Hâl böyleyken, serginin hakkını verelim, iddialı bir metafizik çalışmasına karşı gereken özeni gösteriyor. Ama eleştiri bu ya, Albert Camus’nun futbol-top-hayat üçgeninde söylediği gibi “hep beklemediğiniz yerden gelir”, tam da metne bu aşırı doymuşluk sergiyi yorumlara “bir tık” kapatıyor.



Mademki fark ve tekrar hayatı ve özneyi bu nebze kuşatıcı, sergi olan ve sergi olmayan ayrımını kuran “şey”e ne oluyor? Belki kimi izleyiciler, işte, sanatın hayata karışması diyerek bu durumu olumlayabilir.
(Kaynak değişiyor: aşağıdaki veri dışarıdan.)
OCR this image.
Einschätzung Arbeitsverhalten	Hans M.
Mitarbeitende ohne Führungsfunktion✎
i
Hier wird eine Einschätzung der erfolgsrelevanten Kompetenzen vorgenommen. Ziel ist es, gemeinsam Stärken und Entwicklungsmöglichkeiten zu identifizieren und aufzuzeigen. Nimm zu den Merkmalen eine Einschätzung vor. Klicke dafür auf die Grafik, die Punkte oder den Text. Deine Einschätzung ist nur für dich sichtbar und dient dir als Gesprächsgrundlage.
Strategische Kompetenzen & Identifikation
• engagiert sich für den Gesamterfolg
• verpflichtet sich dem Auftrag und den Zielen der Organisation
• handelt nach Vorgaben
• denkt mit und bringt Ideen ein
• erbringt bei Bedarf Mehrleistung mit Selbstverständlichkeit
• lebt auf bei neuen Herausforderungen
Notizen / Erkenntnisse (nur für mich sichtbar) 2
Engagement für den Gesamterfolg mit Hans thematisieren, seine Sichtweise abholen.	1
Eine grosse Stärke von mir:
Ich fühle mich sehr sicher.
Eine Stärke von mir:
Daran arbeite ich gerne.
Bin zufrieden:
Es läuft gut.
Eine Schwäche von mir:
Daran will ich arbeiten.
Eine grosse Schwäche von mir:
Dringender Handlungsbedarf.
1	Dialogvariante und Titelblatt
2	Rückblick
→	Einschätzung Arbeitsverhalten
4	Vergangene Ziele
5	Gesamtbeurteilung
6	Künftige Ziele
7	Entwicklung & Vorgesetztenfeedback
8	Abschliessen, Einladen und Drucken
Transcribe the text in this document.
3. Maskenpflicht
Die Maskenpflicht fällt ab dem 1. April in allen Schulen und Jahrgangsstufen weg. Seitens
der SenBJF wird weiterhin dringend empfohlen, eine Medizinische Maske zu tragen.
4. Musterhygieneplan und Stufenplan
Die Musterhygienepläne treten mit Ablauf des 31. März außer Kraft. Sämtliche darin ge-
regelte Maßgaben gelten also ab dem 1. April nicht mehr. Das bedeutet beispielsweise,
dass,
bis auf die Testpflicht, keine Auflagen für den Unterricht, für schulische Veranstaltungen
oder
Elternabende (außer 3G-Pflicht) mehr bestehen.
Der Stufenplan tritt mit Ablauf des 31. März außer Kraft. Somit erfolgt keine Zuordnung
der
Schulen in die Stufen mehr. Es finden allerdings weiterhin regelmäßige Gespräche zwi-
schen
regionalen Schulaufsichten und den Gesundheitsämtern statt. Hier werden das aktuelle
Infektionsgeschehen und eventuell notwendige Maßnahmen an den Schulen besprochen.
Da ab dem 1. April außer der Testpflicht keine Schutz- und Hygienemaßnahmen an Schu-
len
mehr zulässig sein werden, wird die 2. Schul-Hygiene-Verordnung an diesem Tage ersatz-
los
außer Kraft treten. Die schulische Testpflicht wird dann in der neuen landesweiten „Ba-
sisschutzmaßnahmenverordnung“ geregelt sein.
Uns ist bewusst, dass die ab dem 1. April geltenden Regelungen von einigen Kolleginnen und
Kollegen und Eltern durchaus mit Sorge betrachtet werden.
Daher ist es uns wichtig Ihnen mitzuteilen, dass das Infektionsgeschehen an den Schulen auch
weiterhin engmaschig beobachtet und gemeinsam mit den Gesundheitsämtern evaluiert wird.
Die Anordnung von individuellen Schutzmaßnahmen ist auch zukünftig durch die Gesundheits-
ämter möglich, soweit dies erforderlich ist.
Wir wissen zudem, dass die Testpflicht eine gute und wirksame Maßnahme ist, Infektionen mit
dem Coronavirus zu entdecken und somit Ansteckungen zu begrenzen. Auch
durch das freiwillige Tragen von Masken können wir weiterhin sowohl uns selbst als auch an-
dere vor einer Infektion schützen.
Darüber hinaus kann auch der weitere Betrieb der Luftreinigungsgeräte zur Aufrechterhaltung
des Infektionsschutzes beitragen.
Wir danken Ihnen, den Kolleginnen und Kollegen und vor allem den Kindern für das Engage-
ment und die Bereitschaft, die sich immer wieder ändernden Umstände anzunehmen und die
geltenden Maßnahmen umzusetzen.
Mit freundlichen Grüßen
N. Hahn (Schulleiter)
Ama bana kalırsa tam da sergi metninde söylendiği gibi sergi mekânı ile dünyanın kalanı arasındaki fark, “tekrar ve taklit” arasındaki yerde bir “şey”ler sıkışıp, kalıyor.


Bu takıntılı tekrarlar, hayatın kendi günübirlik tekrarlarında fark yaratmaya yöneldiğinde, ya da hayatı kendinde fark yaratmaya davet ettiğinde, belki bu sıkışmadan da bahsetmeyeceğiz. Şimdilik, kavramın kendi kapılarını kapatma ve içeride “kafasını dinleme” hâli, ağır basıyor gibi görünüyor.